学术文献库

Binary code analysis and comprehension is critical to applications in reverse engineering and computer security tasks where source code is not available. Unfortunately, unlike source code, binary code lacks semantics and is more difficult for human engineers to understand and analyze. In this paper, we present ContraBin, a contrastive learning technique that integrates source code and comment information along with binaries to create an embedding capable of aiding binary analysis and comprehension tasks. Specifically, we present three components in ContraBin: (1) a primary contrastive learning method for initial pre-training, (2) a simplex interpolation method to integrate source code, comments, and binary code, and (3) an intermediate representation learning algorithm to train a binary code embedding.
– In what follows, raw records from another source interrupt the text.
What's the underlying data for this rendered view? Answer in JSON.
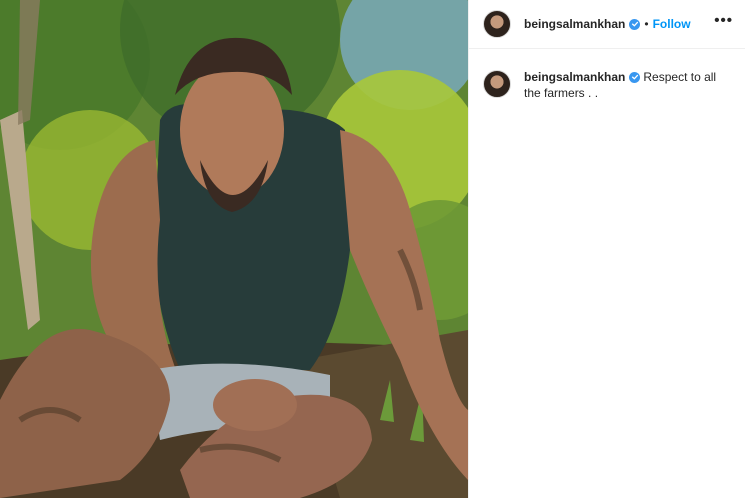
{
  "post": {
    "author": {
      "username": "beingsalmankhan",
      "verified_icon": "verified-badge-icon"
    },
    "header": {
      "separator": "•",
      "follow_label": "Follow",
      "more_icon": "more-options-icon",
      "more_label": "•••"
    },
    "caption": {
      "username": "beingsalmankhan",
      "text": "Respect to all the farmers . ."
    },
    "photo": {
      "subject": "post-photo"
    },
    "colors": {
      "accent": "#0095f6",
      "verified": "#3897f0",
      "text": "#262626",
      "border": "#efefef"
    }
  }
}
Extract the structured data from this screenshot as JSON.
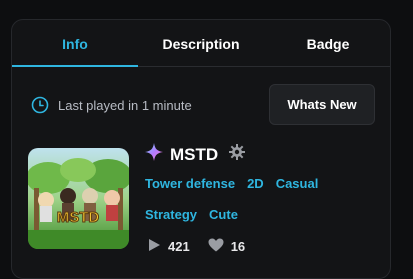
{
  "tabs": [
    {
      "label": "Info",
      "active": true
    },
    {
      "label": "Description",
      "active": false
    },
    {
      "label": "Badge",
      "active": false
    }
  ],
  "colors": {
    "accent": "#2fb6e0",
    "background": "#131416",
    "button_bg": "#1f2124"
  },
  "info": {
    "last_played": "Last played in 1 minute",
    "whats_new_label": "Whats New"
  },
  "game": {
    "name": "MSTD",
    "thumbnail_text": "MSTD",
    "tags": [
      "Tower defense",
      "2D",
      "Casual",
      "Strategy",
      "Cute"
    ],
    "plays": "421",
    "likes": "16",
    "icons": [
      "sparkle-icon",
      "gear-icon",
      "play-icon",
      "heart-icon",
      "clock-icon"
    ]
  }
}
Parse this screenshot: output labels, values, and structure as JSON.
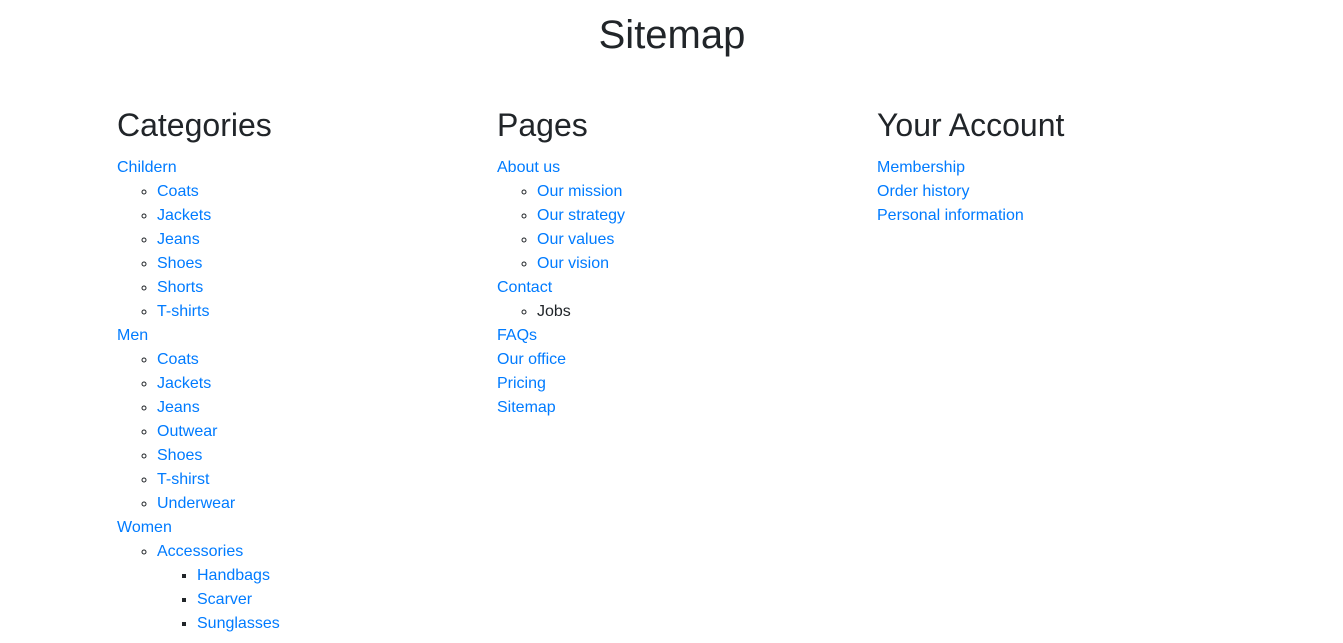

We further analyze the impact of human-written and synthetic comments on binary code comprehension tasks, revealing a significant performance disparity. While synthetic comments provide substantial benefits, human-written comments are found to introduce noise, even resulting in performance drops compared to using no comments. These findings reshape the narrative around the role of comment types in binary code analysis. We evaluate the effectiveness of ContraBin through four indicative downstream tasks related to binary code: algorithmic functionality classification, function name recovery, code summarization, and reverse engineering. The results show that ContraBin considerably improves performance on all four tasks, measured by accuracy, mean of average precision, and BLEU scores as appropriate. ContraBin is the first language representation model to incorporate source code, binary code, and comments into contrastive code representation learning and is intended to contribute to the field of binary code analysis. The dataset used in this study is available for further research.